La pêche occupe une place primordiale dans les économies des pays de la Commission sous-régionale des pêches (CSRP), avec des captures annuelles de l’ordre de 1 à 1,5 millions de tonnes métriques. Environ 22 000 embarcations artisanales et 700 navires industriels opèrent dans l’espace maritime sous-régional.
Les revenus en devises tirés de la pêche proviennent des recettes d’exportation des produits halieutiques ainsi que des contreparties financières des accords de pêche. Au plan social, la pêche artisanale mobilise plus de 92 000 pêcheurs et un nombre important de femmes transformatrices. Cette pêche joue une double fonction de résorption du chômage dans les communautés côtières et de contribution à la sécurité alimentaire des populations urbaines et rurales. Elle s’intègre de plus en plus dans les échanges commerciaux internationaux par sa contribution à l’approvisionnement en produits à haute valeur des entreprises locales d’exportation.
Aujourd’hui, l’ensemble des pays de la CSRP a conclu des accords avec des pays de pêche lointaine, des accords "Sud-Sud" ainsi que des opérateurs privés étrangers. Le niveau des retombées de tels accords d’accès dépend largement, au-delà de considérations politiques, de la capacité de négociation des institutions nationales compétentes. Les accords résultants sont souvent critiqués comme peu favorables aux pays membres de la CSRP, aussi bien au plan financier et social, que de la conservation des ressources halieutiques. Il est à envisager qu’au rythme actuel d’exploitation, on assiste à un effondrement rapide des stocks, ce qui mettrait en cause la stabilité économique et la paix sociale des Etats de la sous-région.
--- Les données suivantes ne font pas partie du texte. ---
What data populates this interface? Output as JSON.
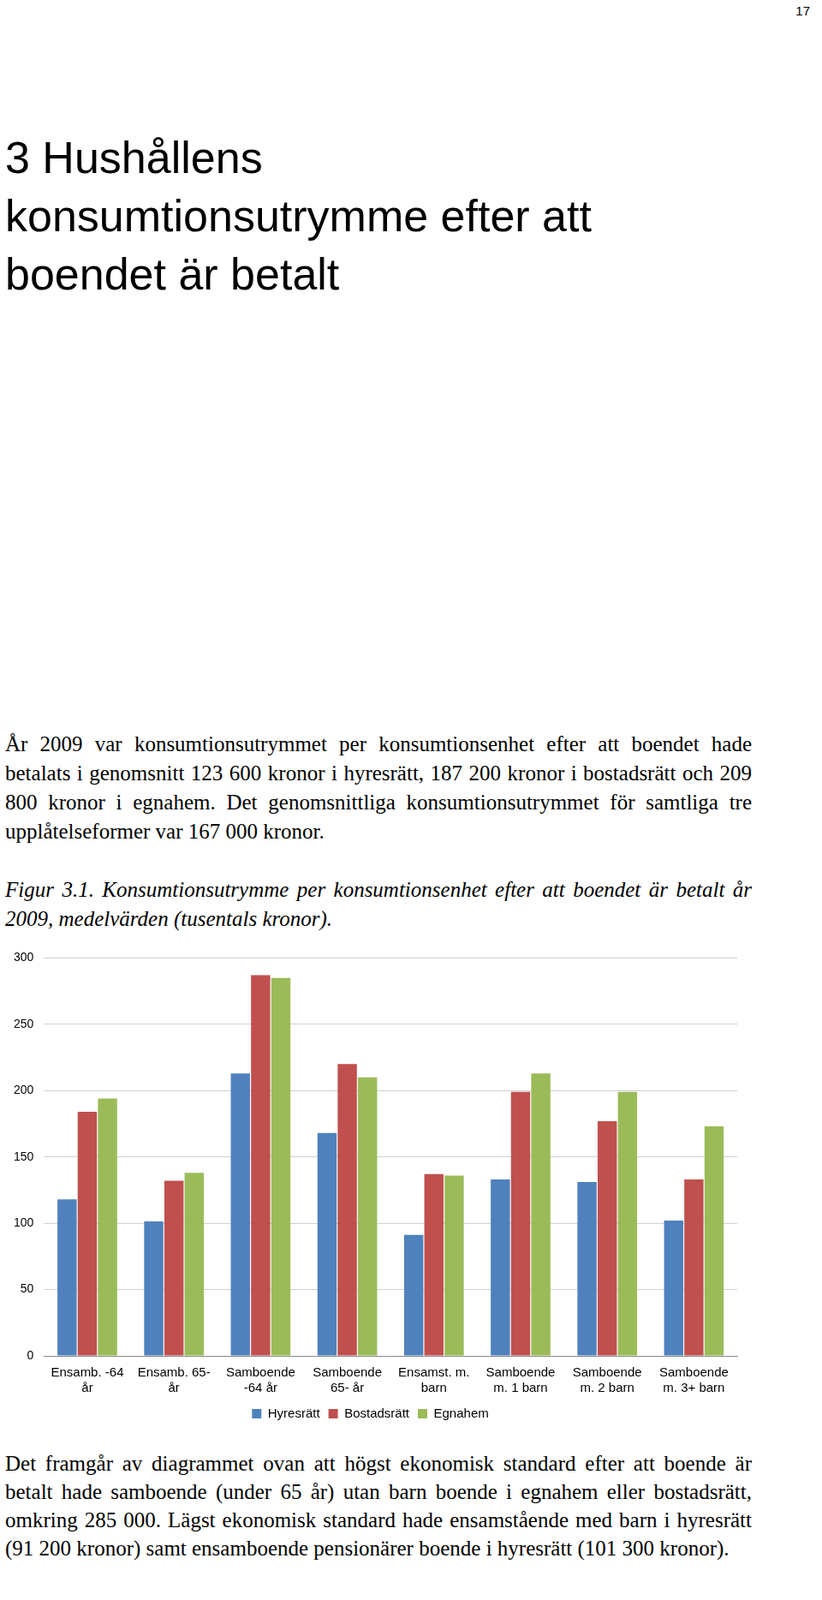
{
  "page": {
    "number": "17",
    "heading": "3 Hushållens konsumtionsutrymme efter att boendet är betalt",
    "intro": "År 2009 var konsumtionsutrymmet per konsumtionsenhet efter att boendet hade betalats i genomsnitt 123 600 kronor i hyresrätt, 187 200 kronor i bostadsrätt och 209 800 kronor i egnahem. Det genomsnittliga konsumtionsutrymmet för samtliga tre upplåtelseformer var 167 000 kronor.",
    "caption": "Figur 3.1. Konsumtionsutrymme per konsumtionsenhet efter att boendet är betalt år 2009, medelvärden (tusentals kronor).",
    "conclusion": "Det framgår av diagrammet ovan att högst ekonomisk standard efter att boende är betalt hade samboende (under 65 år) utan barn boende i egnahem eller bostadsrätt, omkring 285 000. Lägst ekonomisk standard hade ensamstående med barn i hyresrätt (91 200 kronor) samt ensamboende pensionärer boende i hyresrätt (101 300 kronor)."
  },
  "chart_data": {
    "type": "bar",
    "categories": [
      [
        "Ensamb. -64",
        "år"
      ],
      [
        "Ensamb. 65-",
        "år"
      ],
      [
        "Samboende",
        "-64 år"
      ],
      [
        "Samboende",
        "65- år"
      ],
      [
        "Ensamst. m.",
        "barn"
      ],
      [
        "Samboende",
        "m. 1 barn"
      ],
      [
        "Samboende",
        "m. 2 barn"
      ],
      [
        "Samboende",
        "m. 3+ barn"
      ]
    ],
    "series": [
      {
        "name": "Hyresrätt",
        "color": "#4f81bd",
        "values": [
          118,
          101.3,
          213,
          168,
          91.2,
          133,
          131,
          102
        ]
      },
      {
        "name": "Bostadsrätt",
        "color": "#c0504d",
        "values": [
          184,
          132,
          287,
          220,
          137,
          199,
          177,
          133
        ]
      },
      {
        "name": "Egnahem",
        "color": "#9bbb59",
        "values": [
          194,
          138,
          285,
          210,
          136,
          213,
          199,
          173
        ]
      }
    ],
    "ylim": [
      0,
      300
    ],
    "yticks": [
      0,
      50,
      100,
      150,
      200,
      250,
      300
    ],
    "grid": true,
    "legend": "bottom"
  }
}
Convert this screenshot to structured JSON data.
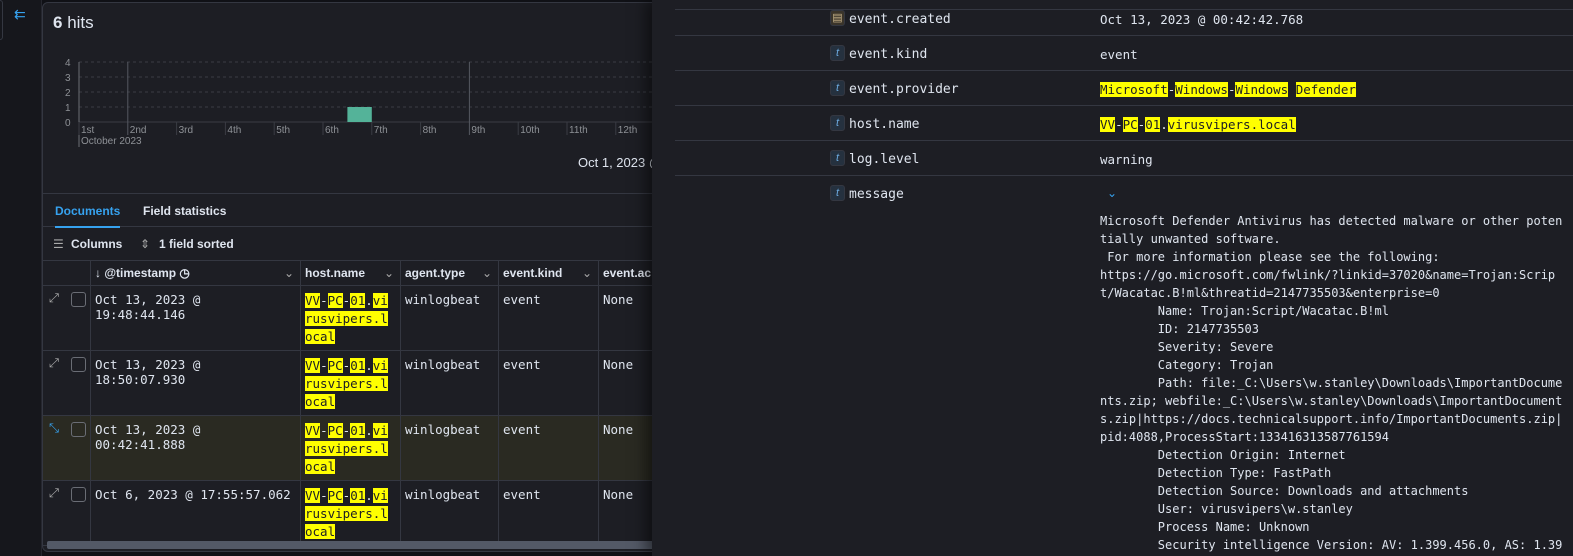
{
  "sidebar": {
    "collapse_icon": "collapse-left-icon"
  },
  "hits": {
    "count": "6",
    "label": "hits"
  },
  "chart_data": {
    "type": "bar",
    "x_unit": "12h buckets",
    "x": [
      "2023-10-06 12:00"
    ],
    "values": [
      1
    ],
    "ylim": [
      0,
      4
    ],
    "yticks": [
      "0",
      "1",
      "2",
      "3",
      "4"
    ],
    "xticks": [
      "1st",
      "2nd",
      "3rd",
      "4th",
      "5th",
      "6th",
      "7th",
      "8th",
      "9th",
      "10th",
      "11th",
      "12th"
    ],
    "xsublabel": "October 2023",
    "bar_color": "#54b399",
    "grid": true
  },
  "range_text": "Oct 1, 2023 @",
  "tabs": [
    {
      "label": "Documents",
      "active": true
    },
    {
      "label": "Field statistics",
      "active": false
    }
  ],
  "toolbar": {
    "columns": "Columns",
    "sorted": "1 field sorted"
  },
  "table": {
    "columns": [
      "@timestamp",
      "host.name",
      "agent.type",
      "event.kind",
      "event.ac"
    ],
    "rows": [
      {
        "timestamp": "Oct 13, 2023 @ 19:48:44.146",
        "agent": "winlogbeat",
        "kind": "event",
        "action": "None",
        "selected": false
      },
      {
        "timestamp": "Oct 13, 2023 @ 18:50:07.930",
        "agent": "winlogbeat",
        "kind": "event",
        "action": "None",
        "selected": false
      },
      {
        "timestamp": "Oct 13, 2023 @ 00:42:41.888",
        "agent": "winlogbeat",
        "kind": "event",
        "action": "None",
        "selected": true
      },
      {
        "timestamp": "Oct 6, 2023 @ 17:55:57.062",
        "agent": "winlogbeat",
        "kind": "event",
        "action": "None",
        "selected": false
      }
    ],
    "host_segments": [
      [
        "VV",
        true
      ],
      [
        "-",
        false
      ],
      [
        "PC",
        true
      ],
      [
        "-",
        false
      ],
      [
        "01",
        true
      ],
      [
        ".",
        false
      ],
      [
        "virusvipers.local",
        true
      ]
    ]
  },
  "flyout": {
    "fields": [
      {
        "name": "event.created",
        "type": "date",
        "value": "Oct 13, 2023 @ 00:42:42.768"
      },
      {
        "name": "event.kind",
        "type": "t",
        "value": "event"
      },
      {
        "name": "event.provider",
        "type": "t",
        "segments": [
          [
            "Microsoft",
            true
          ],
          [
            "-",
            false
          ],
          [
            "Windows",
            true
          ],
          [
            "-",
            false
          ],
          [
            "Windows",
            true
          ],
          [
            " ",
            false
          ],
          [
            "Defender",
            true
          ]
        ]
      },
      {
        "name": "host.name",
        "type": "t",
        "segments": [
          [
            "VV",
            true
          ],
          [
            "-",
            false
          ],
          [
            "PC",
            true
          ],
          [
            "-",
            false
          ],
          [
            "01",
            true
          ],
          [
            ".",
            false
          ],
          [
            "virusvipers.local",
            true
          ]
        ]
      },
      {
        "name": "log.level",
        "type": "t",
        "value": "warning"
      },
      {
        "name": "message",
        "type": "t",
        "value": ""
      }
    ],
    "message": "Microsoft Defender Antivirus has detected malware or other poten\ntially unwanted software.\n For more information please see the following:\nhttps://go.microsoft.com/fwlink/?linkid=37020&name=Trojan:Scrip\nt/Wacatac.B!ml&threatid=2147735503&enterprise=0\n        Name: Trojan:Script/Wacatac.B!ml\n        ID: 2147735503\n        Severity: Severe\n        Category: Trojan\n        Path: file:_C:\\Users\\w.stanley\\Downloads\\ImportantDocume\nnts.zip; webfile:_C:\\Users\\w.stanley\\Downloads\\ImportantDocument\ns.zip|https://docs.technicalsupport.info/ImportantDocuments.zip|\npid:4088,ProcessStart:133416313587761594\n        Detection Origin: Internet\n        Detection Type: FastPath\n        Detection Source: Downloads and attachments\n        User: virusvipers\\w.stanley\n        Process Name: Unknown\n        Security intelligence Version: AV: 1.399.456.0, AS: 1.39"
  }
}
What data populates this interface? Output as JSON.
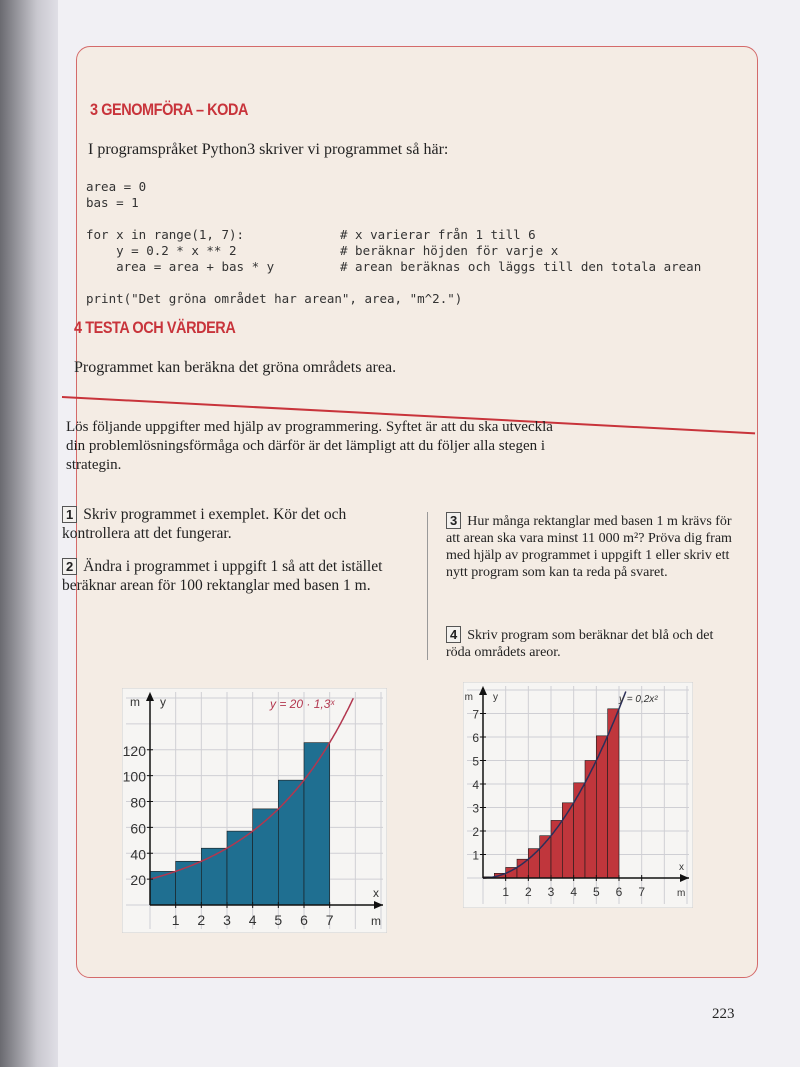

La faiblesse des capacités de négociation des pays membres de la CSRP est liée, entres autres, à:
- la négociation des accords de pêche de manière individuelle face à des blocs politiques et économiques soudés, tels l’Union européenne ;
- l’insuffisance de la concertation politique entre les pays de la sous-région ;
- une collaboration scientifique insuffisante en matière d’accord de pêche ;
- le souci des Etats vis-à-vis de leur souveraineté ;
- la méconnaissance des stocks ;
- la non prise en compte de la valeur réelle des ressources négociées ;
- l’exclusion de groupes d’intérêt clé du processus de négociation ;
- les besoins pressants en devises des Etats membres de la CSRP.
Pour accompagner le processus engagé par la CSRP sur l’aménagement des pêches et la définition d’un régime commun d’accès et d’exploitation des ressources sous-régionales par les flottes étrangères, il s’est avéré nécessaire de développer un programme de renforcement des capacités institutionnelles des Etats et de la CSRP en matière de négociation. Dans ce cadre, l’UICN, ensemble avec le WWF et la CSRP, a lancé l’élaboration d’un plan de travail régional concerté avec les acteurs institutionnels clés de la sous-région, qui a abouti sur une proposition qui retient des activités principales pour subvenir aux besoins de renforcement des capacités de négociation dans la sous-région, à savoir :
- formation en théorie et pratique de la négociation commerciale et bilatérale (théorie, évaluation, approches stratégiques, préparation) ;
- renforcement des capacités d’évaluation et de suivi multidisciplinaire des accords de pêche conclus ;
- renforcement des capacités institutionnelles pour anticiper et répondre aux changements des règles de l’OMC et aspects connexes ;
- analyse des effets et identification des alternatives à la dépendance financière des institutions du secteur national par rapport aux accords de pêche.